In most sciences, there will normally at any given point be a lot of such problems which are too hard for most scientists, but solvable by a few really smart people.

If this picture - rather an elitist one - is right, what are the consequences for policy? It seems to me that the most obvious consequence is that we need to make sure that the most talented people's time is spent in a rational way. Firstly, it does not seem to me that they should spend time teaching students - their time is far too valuable for that. Overall, it's a bit strange that researchers are expected to teach since they really are two quite different jobs.

Let me offer an alternate conclusion. We don't have enough talented scientists to go around. Therefore, our highest priority should be inspiring and training more top-notch scientists. And that means that when somebody is known to be good, we should (A) put them in front of a room to inspire young people, and (B) have them work closely with junior scientists so that the younger scientists can see how very talented people think about problems.

There's a number of scientists who have had a whole string of phenomenally successful graduate students. In physics for instance, John Wheeler had a string of excellent students (including Feynman, Thorne, and Unruh.) Likewise, Dennis Sciama advised Hawking, Rees, David Deutsch, and more. In computer science, people like David Patterson and John McCarthy have had similar influence.

We don't really know how to teach or create scientific brilliance, and so the best we have is to take promising junior people, have them work as assistants to somebody really good, and hope that they pick up some of the habits and thought patterns that worked for their advisor.

Let me put down some evidence, instead of just-so-stories.
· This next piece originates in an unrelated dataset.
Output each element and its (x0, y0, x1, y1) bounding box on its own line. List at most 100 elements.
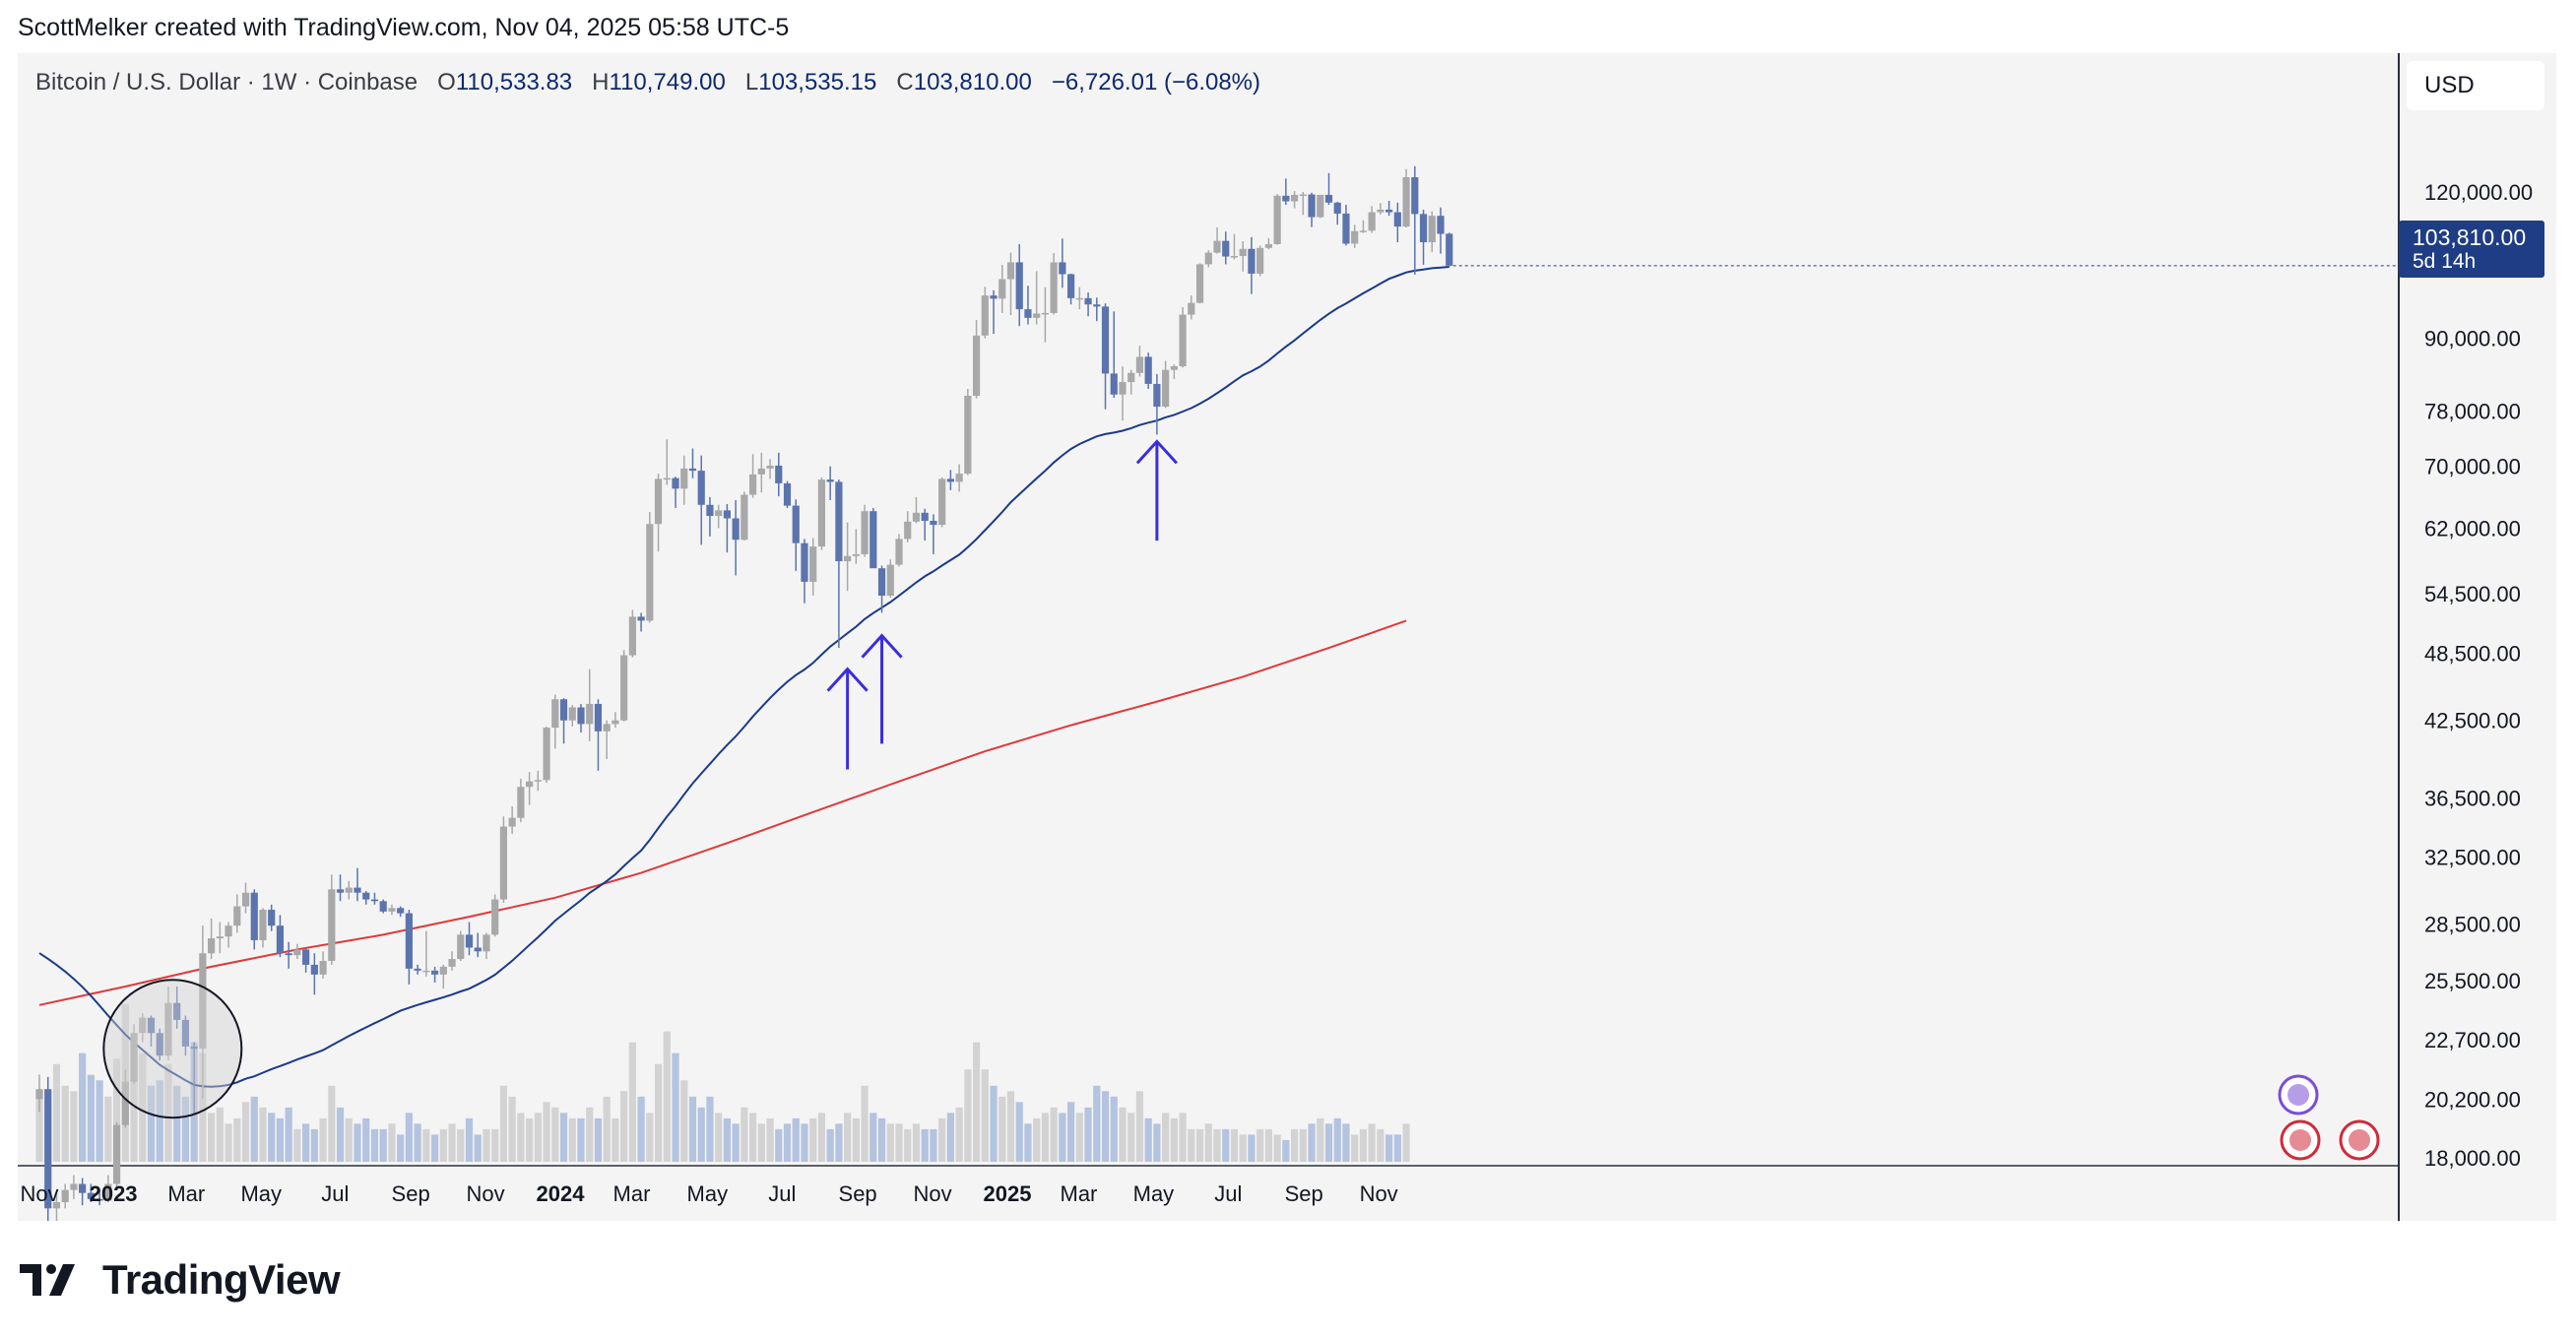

Different countries do this differently. Europe, more than the United States, goes in for research institutes with paid professional staff and no students. The Max Plank Institutes, INRIA, and so forth, are a much bigger part of the European scientific system than the national laboratories are in the US. We, instead, have much more funding directed to academic faculty who combine their research with undergraduate teaching and graduate advising. My sense is that the US model is at least as effective, and maybe more so. It certainly is not a serious handicap to American science.

Comment author: IlyaShpitser 19 January 2014 07:52:08AM 0 points [-]

I like the Max Plank system a lot. I think the US would benefit by copying it.

Comment author: asr 19 January 2014 04:20:26PM 0 points [-]

I like the Max Plank system a lot. I think the US would benefit by copying it.

I have no direct personal experience with it. What do you like about it? What benefits do you think it offers and what are the drawbacks?